Lobdell shrugged. “I had a birthmark like that, I might go crazy, too.”

“Neemal tried to kill his brother when he was just a child?” asked Harloff.

“Yes, sir. Set him on fire. The record is sealed but Neemal’s old juvenile investigator works Burg-Theft here.”

“But the brother lived?”

“Third-degree burns over forty percent of his body. He died of cancer at twenty-five.”

Harloff wrote again. “We’ve charged Neemal with the small stuff, so we can keep him?”

“Yes, sir,” said Nick. “Vagrancy and trespassing. We could bump it to destruction of property and indecent exposure because he was crapping in the orange grove. Judge Miller came in high, as we asked. And Neemal has no money for a bond, anyway. So he’s not going anywhere.”

“Should we work up a case for murder?”

“I don’t think so,” said Nick. “But I’ll want to interview him some more. He’s valuable as a witness. And if we cut him loose we might never see him again.”

Lobdell lit another smoke. “Speaking of cuts, you left out the Wolfman’s hands, Nicky.”

“Neemal has small cuts and abrasions,” said Nick.

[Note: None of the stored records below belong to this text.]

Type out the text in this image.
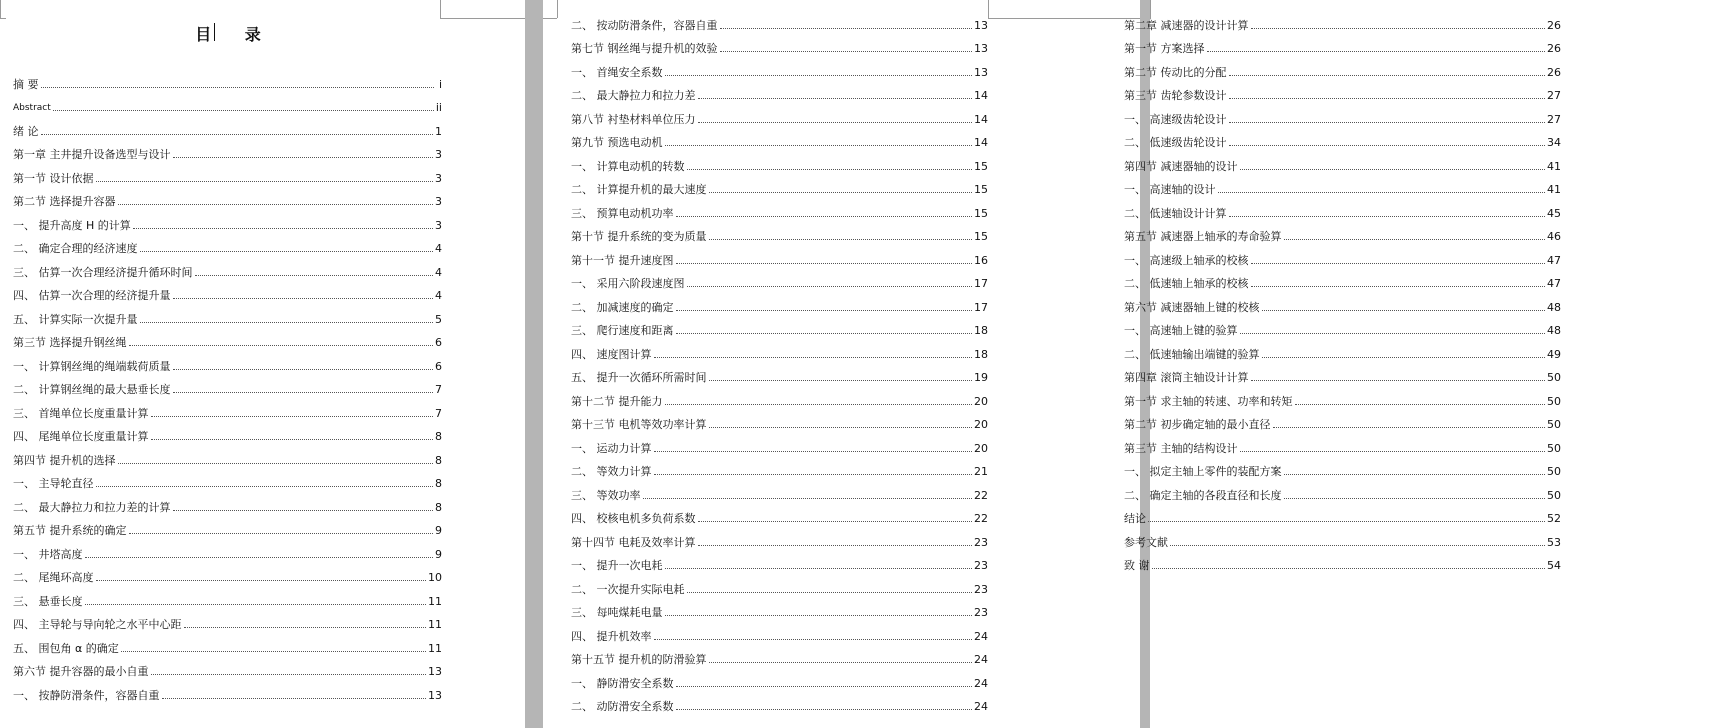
目 录
摘 要	i
Abstract	ii
绪 论	1
第一章 主井提升设备选型与设计	3
第一节 设计依据	3
第二节 选择提升容器	3
一、 提升高度 H 的计算	3
二、 确定合理的经济速度	4
三、 估算一次合理经济提升循环时间	4
四、 估算一次合理的经济提升量	4
五、 计算实际一次提升量	5
第三节 选择提升钢丝绳	6
一、 计算钢丝绳的绳端载荷质量	6
二、 计算钢丝绳的最大悬垂长度	7
三、 首绳单位长度重量计算	7
四、 尾绳单位长度重量计算	8
第四节 提升机的选择	8
一、 主导轮直径	8
二、 最大静拉力和拉力差的计算	8
第五节 提升系统的确定	9
一、 井塔高度	9
二、 尾绳环高度	10
三、 悬垂长度	11
四、 主导轮与导向轮之水平中心距	11
五、 围包角 α 的确定	11
第六节 提升容器的最小自重	13
一、 按静防滑条件，容器自重	13
二、 按动防滑条件，容器自重	13
第七节 钢丝绳与提升机的效验	13
一、 首绳安全系数	13
二、 最大静拉力和拉力差	14
第八节 衬垫材料单位压力	14
第九节 预选电动机	14
一、 计算电动机的转数	15
二、 计算提升机的最大速度	15
三、 预算电动机功率	15
第十节 提升系统的变为质量	15
第十一节 提升速度图	16
一、 采用六阶段速度图	17
二、 加减速度的确定	17
三、 爬行速度和距离	18
四、 速度图计算	18
五、 提升一次循环所需时间	19
第十二节 提升能力	20
第十三节 电机等效功率计算	20
一、 运动力计算	20
二、 等效力计算	21
三、 等效功率	22
四、 校核电机多负荷系数	22
第十四节 电耗及效率计算	23
一、 提升一次电耗	23
二、 一次提升实际电耗	23
三、 每吨煤耗电量	23
四、 提升机效率	24
第十五节 提升机的防滑验算	24
一、 静防滑安全系数	24
二、 动防滑安全系数	24
第二章 减速器的设计计算	26
第一节 方案选择	26
第二节 传动比的分配	26
第三节 齿轮参数设计	27
一、 高速级齿轮设计	27
二、 低速级齿轮设计	34
第四节 减速器轴的设计	41
一、 高速轴的设计	41
二、 低速轴设计计算	45
第五节 减速器上轴承的寿命验算	46
一、 高速级上轴承的校核	47
二、 低速轴上轴承的校核	47
第六节 减速器轴上键的校核	48
一、 高速轴上键的验算	48
二、 低速轴输出端键的验算	49
第四章 滚筒主轴设计计算	50
第一节 求主轴的转速、功率和转矩	50
第二节 初步确定轴的最小直径	50
第三节 主轴的结构设计	50
一、 拟定主轴上零件的装配方案	50
二、 确定主轴的各段直径和长度	50
结论	52
参考文献	53
致 谢	54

“Consistent with defense wounds,” said Lobdell. “According to the examiner.”

“But apparently a few days old,” said Nick.

“Look,” said Lobdell. “In my opinion, if you have a dead beauty queen and an attempted murderer who finds her, doesn’t tell anybody, then says some regular-sized Hercules lugged her into a packinghouse, and you got his semen on her and his hands are scratched up-guess what? You charge him. They’ll just toss him back in the loony bin anyway.”

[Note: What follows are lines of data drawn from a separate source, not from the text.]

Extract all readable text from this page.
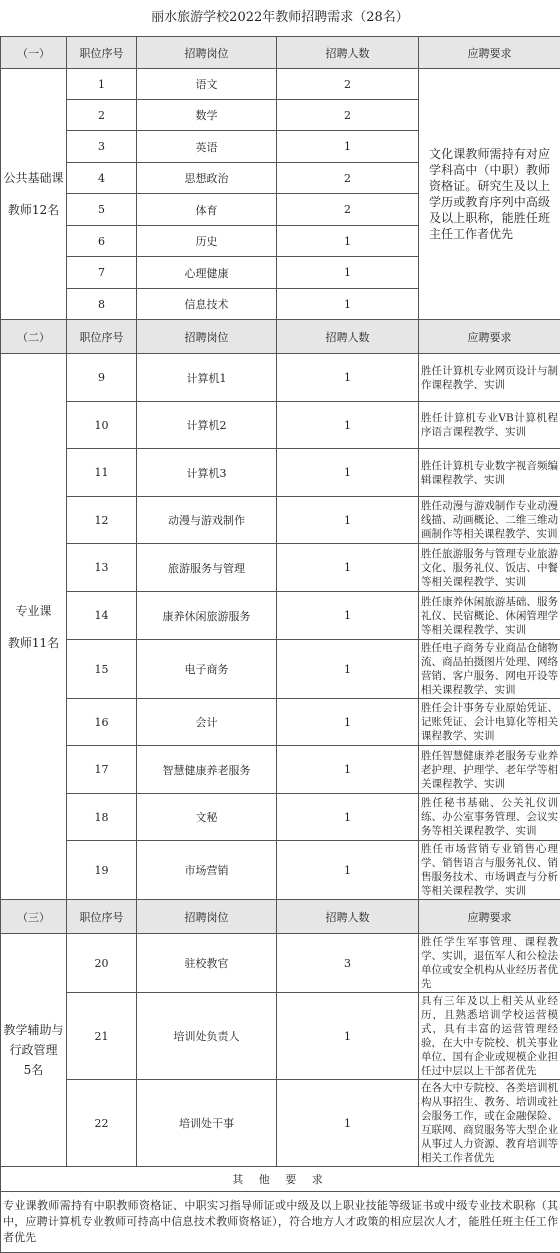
丽水旅游学校2022年教师招聘需求（28名）
（一）	职位序号	招聘岗位	招聘人数	应聘要求
公共基础课
教师12名	1	语文	2	文化课教师需持有对应学科高中（中职）教师资格证。研究生及以上学历或教育序列中高级及以上职称，能胜任班主任工作者优先
	2	数学	2	
	3	英语	1	
	4	思想政治	2	
	5	体育	2	
	6	历史	1	
	7	心理健康	1	
	8	信息技术	1	
（二）	职位序号	招聘岗位	招聘人数	应聘要求
专业课
教师11名	9	计算机1	1	胜任计算机专业网页设计与制作课程教学、实训
	10	计算机2	1	胜任计算机专业VB计算机程序语言课程教学、实训
	11	计算机3	1	胜任计算机专业数字视音频编辑课程教学、实训
	12	动漫与游戏制作	1	胜任动漫与游戏制作专业动漫线描、动画概论、二维三维动画制作等相关课程教学、实训
	13	旅游服务与管理	1	胜任旅游服务与管理专业旅游文化、服务礼仪、饭店、中餐等相关课程教学、实训
	14	康养休闲旅游服务	1	胜任康养休闲旅游基础、服务礼仪、民宿概论、休闲管理学等相关课程教学、实训
	15	电子商务	1	胜任电子商务专业商品仓储物流、商品拍摄图片处理、网络营销、客户服务、网电开设等相关课程教学、实训
	16	会计	1	胜任会计事务专业原始凭证、记账凭证、会计电算化等相关课程教学、实训
	17	智慧健康养老服务	1	胜任智慧健康养老服务专业养老护理、护理学、老年学等相关课程教学、实训
	18	文秘	1	胜任秘书基础、公关礼仪训练、办公室事务管理、会议实务等相关课程教学、实训
	19	市场营销	1	胜任市场营销专业销售心理学、销售语言与服务礼仪、销售服务技术、市场调查与分析等相关课程教学、实训
（三）	职位序号	招聘岗位	招聘人数	应聘要求
教学辅助与行政管理
5名	20	驻校教官	3	胜任学生军事管理、课程教学、实训，退伍军人和公检法单位或安全机构从业经历者优先
	21	培训处负责人	1	具有三年及以上相关从业经历，且熟悉培训学校运营模式，具有丰富的运营管理经验，在大中专院校、机关事业单位、国有企业或规模企业担任过中层以上干部者优先
	22	培训处干事	1	在各大中专院校、各类培训机构从事招生、教务、培训或社会服务工作，或在金融保险、互联网、商贸服务等大型企业从事过人力资源、教育培训等相关工作者优先
其 他 要 求				
专业课教师需持有中职教师资格证、中职实习指导师证或中级及以上职业技能等级证书或中级专业技术职称（其中，应聘计算机专业教师可持高中信息技术教师资格证），符合地方人才政策的相应层次人才，能胜任班主任工作者优先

Harloff flipped a yellow page, wrote something, and underlined it twice. “Nick?”

“I’m not ready to charge him.”

“His first case as lead,” said Lobdell. “He’s being careful. Everything by the book.”

Nick nodded, staring at Lobdell. He knew Harloff saw it but he didn’t care.

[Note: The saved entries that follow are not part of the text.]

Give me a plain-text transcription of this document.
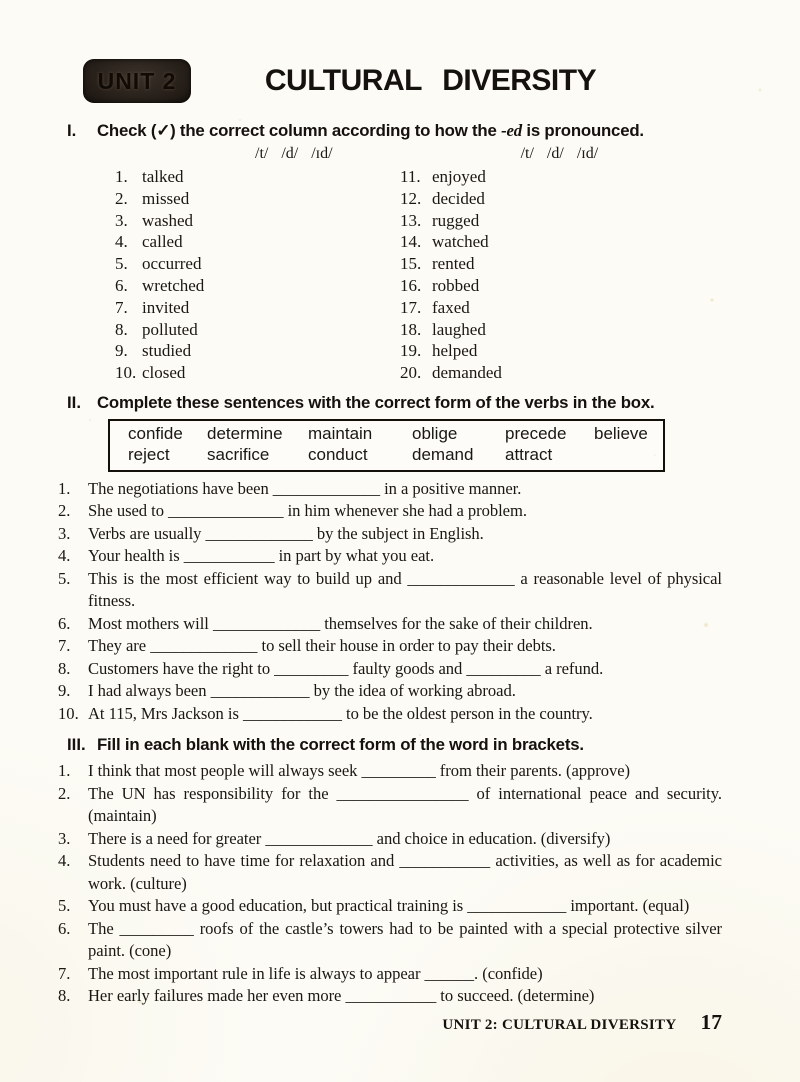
UNIT 2	CULTURAL DIVERSITY
I.	Check (✓) the correct column according to how the -ed is pronounced.
/t/ /d/ /ɪd/	/t/ /d/ /ɪd/
1. talked
2. missed
3. washed
4. called
5. occurred
6. wretched
7. invited
8. polluted
9. studied
10. closed
11. enjoyed
12. decided
13. rugged
14. watched
15. rented
16. robbed
17. faxed
18. laughed
19. helped
20. demanded
II. Complete these sentences with the correct form of the verbs in the box.
confide	determine	maintain	oblige	precede	believe
reject	sacrifice	conduct	demand	attract
1.	The negotiations have been _____________ in a positive manner.
2.	She used to ______________ in him whenever she had a problem.
3.	Verbs are usually _____________ by the subject in English.
4.	Your health is ___________ in part by what you eat.
5.	This is the most efficient way to build up and _____________ a reasonable level of physical fitness.
6.	Most mothers will _____________ themselves for the sake of their children.
7.	They are _____________ to sell their house in order to pay their debts.
8.	Customers have the right to _________ faulty goods and _________ a refund.
9.	I had always been ____________ by the idea of working abroad.
10. At 115, Mrs Jackson is ____________ to be the oldest person in the country.
III. Fill in each blank with the correct form of the word in brackets.
1.	I think that most people will always seek _________ from their parents. (approve)
2.	The UN has responsibility for the ________________ of international peace and security. (maintain)
3.	There is a need for greater _____________ and choice in education. (diversify)
4.	Students need to have time for relaxation and ___________ activities, as well as for academic work. (culture)
5.	You must have a good education, but practical training is ____________ important. (equal)
6.	The _________ roofs of the castle’s towers had to be painted with a special protective silver paint. (cone)
7.	The most important rule in life is always to appear ______. (confide)
8.	Her early failures made her even more ___________ to succeed. (determine)
UNIT 2: CULTURAL DIVERSITY 17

“What are your conclusions so far, Nick?”

“The key is the dinner. Who are Red and Ho? They might have been the last people to see her alive. They might even be our A and O secretors. The wine and water glasses in Janelle’s cottage were covered with prints. All we could get were smudges and overlaps. Bad luck. Just a mess.”

Harloff nodded. Nick knew that Harloff had worked Crimes Against Persons for most of his career. So Harloff understood that too many prints was almost as bad as none at all.

“The doorknobs gave us nothing but Janelle,” said Nick. He felt like he was making excuses. He wanted Harloff to know he was going to get this guy if it was the last thing he did.

“But we’ve got good descriptions, sir. The Pepito’s hostess said Janelle came in with two men to pick up the order. Said they were both squares. Shirts and ties. Early thirties, both white. One was six foot one or so. Brown hair cut fairly short. Mustache. Good-looking but not overly so. Second was five-nine, short blond hair. Clean-shaven. The hostess is about Janelle’s age. I asked her if there was anything threatening about the men. Anything odd or off or maybe dangerous. Nervous, agitated. She said no. Two ‘full-on squares’ is what she said. One even wore a flag pin. Neither spoke to her. They took the food and talked to each other while Janelle paid for it. Maybe Red and Ho are unrelated to this. But I think whoever did this knew her. She’d been around the block enough to know what can happen. She wouldn’t take off with just anybody. I know it’s only speculation, but I think this guy hated her. Really hated her. The mutilation took time and it wasn’t necessary. She knew him. The NCIC wasn’t much help. They’ve got eight unsolved homicides with postmortem decapitations in eight different states but some go back ten years. Most recent is Illinois -sixty-four and it was an elderly woman. Nothing reported in California. Nothing with a saw.”